Patient can also present with reduced urine output or even renal failure, especially if there are stones on both sides or if the patient has a solitary functioning kidney. At presentation the patient is INVESTIGATED to find out the number and location of the stone(s), as well as additional information like presence/absence of super-added infection, renal function etc of the patient. 

Apart from routine HEMATOLOGICAL work-up(CBC, KFT, Viral markers, Coagulation profile) and URINE TESTS (Urine R/M, Urine C/S), patient undergoes RADIOLOGICAL TESTS like Ultrasound and/or plain CT(Computed Tomography) of the KUB region. Patient may also be required to undergo Blood C/S if septicemia is suspected. 

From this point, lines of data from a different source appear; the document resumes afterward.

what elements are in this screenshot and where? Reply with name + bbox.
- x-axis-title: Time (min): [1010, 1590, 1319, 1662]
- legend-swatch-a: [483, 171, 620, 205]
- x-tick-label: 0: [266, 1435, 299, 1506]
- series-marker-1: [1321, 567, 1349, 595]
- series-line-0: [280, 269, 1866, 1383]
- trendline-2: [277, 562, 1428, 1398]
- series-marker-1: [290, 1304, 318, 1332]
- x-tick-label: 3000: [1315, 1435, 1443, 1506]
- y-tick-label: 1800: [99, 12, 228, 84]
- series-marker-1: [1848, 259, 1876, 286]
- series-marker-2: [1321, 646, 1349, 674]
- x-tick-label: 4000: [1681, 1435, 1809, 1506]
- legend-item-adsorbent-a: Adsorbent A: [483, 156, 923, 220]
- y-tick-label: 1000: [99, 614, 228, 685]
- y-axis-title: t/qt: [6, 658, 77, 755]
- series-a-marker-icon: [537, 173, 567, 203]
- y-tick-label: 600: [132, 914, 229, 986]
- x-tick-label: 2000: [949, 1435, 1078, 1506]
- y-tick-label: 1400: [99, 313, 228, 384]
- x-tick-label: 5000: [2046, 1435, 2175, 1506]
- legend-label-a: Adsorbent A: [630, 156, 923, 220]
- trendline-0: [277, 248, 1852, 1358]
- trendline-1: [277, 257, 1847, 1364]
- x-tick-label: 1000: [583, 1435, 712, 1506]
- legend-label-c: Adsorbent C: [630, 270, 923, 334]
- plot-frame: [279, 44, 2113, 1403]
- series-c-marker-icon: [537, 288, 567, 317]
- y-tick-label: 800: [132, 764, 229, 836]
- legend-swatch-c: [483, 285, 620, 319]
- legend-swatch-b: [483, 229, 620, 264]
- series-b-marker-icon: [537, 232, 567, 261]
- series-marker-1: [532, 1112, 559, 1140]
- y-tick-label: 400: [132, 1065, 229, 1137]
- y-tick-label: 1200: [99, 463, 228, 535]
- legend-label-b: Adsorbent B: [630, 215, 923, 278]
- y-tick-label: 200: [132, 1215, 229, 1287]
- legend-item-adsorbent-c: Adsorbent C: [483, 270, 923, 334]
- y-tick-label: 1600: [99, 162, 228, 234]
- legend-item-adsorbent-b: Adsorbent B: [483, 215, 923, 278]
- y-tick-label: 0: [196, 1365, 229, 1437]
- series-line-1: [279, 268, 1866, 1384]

Once all the investigations are done and reviewed, decision regarding management is done. MANAGEMENT STRATEGIES include conservative or surgical interventions. When the size of the stone is 5 mm or less the chances of stone expulsion with the help of hydrotherapy along with alpha blockers(namely Tamsulosin/Silodosin/Alfuzosin) and painkillers, is quite high. This CONSERVATIVE line of management however cannot be tried in the presence of fever or intractable pain(not relieved by taking painkillers even at optimal doses). 

In case of larger obstructive/symptomatic stones,operative management is mandated. Under certain circumstances(like Kidney stones <1cm, with favourable HU value on Plain CT Scan), ESWL (Stones are broken with external shock waves,delivered in a focussed and targetted manner over the stone) can be attempted. 

Common modality of surgery is ENDOSCOPIC(through natural urinary tract) or minimally invasive(PCNL – through a small hole at the back – Size of which has undergone progressive miniaturisation – Mini-/Ultra-Mini/Micro-PCNL) or LAPAROSCOPIC or Open surgery. Endoscopic surgery(URS,RIRS) is done when stones are stuck in the ureter or kidney. In this form of surgery,the surgeon approaches the stone with the help of thin instruments inserted through the natural urinary tract of the patient, breaks it with the help of laser/lithotripter, and evacuates the stone fragments. 

This way,the entire surgery is done without any single external cut or scar. A Double-J stent may or may not be placed,which is usually removed after 2 weeks under Local Anesthesia on a daycare admission basis. When the size of the renal stone exceeds 2 cm, or when RIRS is not feasible due to various reasons, then a patient is offered PCNL(Mini-/Ultra-Mini/Micro) , which requires a small hole to be made on the back,on the side of the kidney stone, and then endoscopic instruments are used to break the stone and remove it. 

A DJ stent may or may not be placed and a small tube (PCN) may or may not be placed through the puncture site,which is removed after a day or two before discharge. 

In case of larger stone being stuck in the ureter,or in case of failed endoscopic surgery or in case of paucity of endoscopic instruments, a Laparoscopic surgery maybe attempted. A small cut is made over the concerned segment of the ureter and the stone is extracted out and the cut is then repaired with the help of sutures over a Double-J stent which is removed after 2-3 weeks under Local Anesthesia. Open Nephro/ureterolithotomy is attempted if laparoscopy fails or is not feasible/available. 

A general preventive method for all types of stones, is to drink lots of oral fluids especially water. While all surgical modalities require atleast 1-2 days of admission and administration of some form of anaesthesia (General/Regional), ESWL and hydrotherapy can be performed on OPD/Daycare basis. 

When the stone size is larger then single stage clearance may not be possible, and may require a staged approach. The stone fragments are sent for analysis , based on which certain dietary modifications are suggested to prevent recurrence.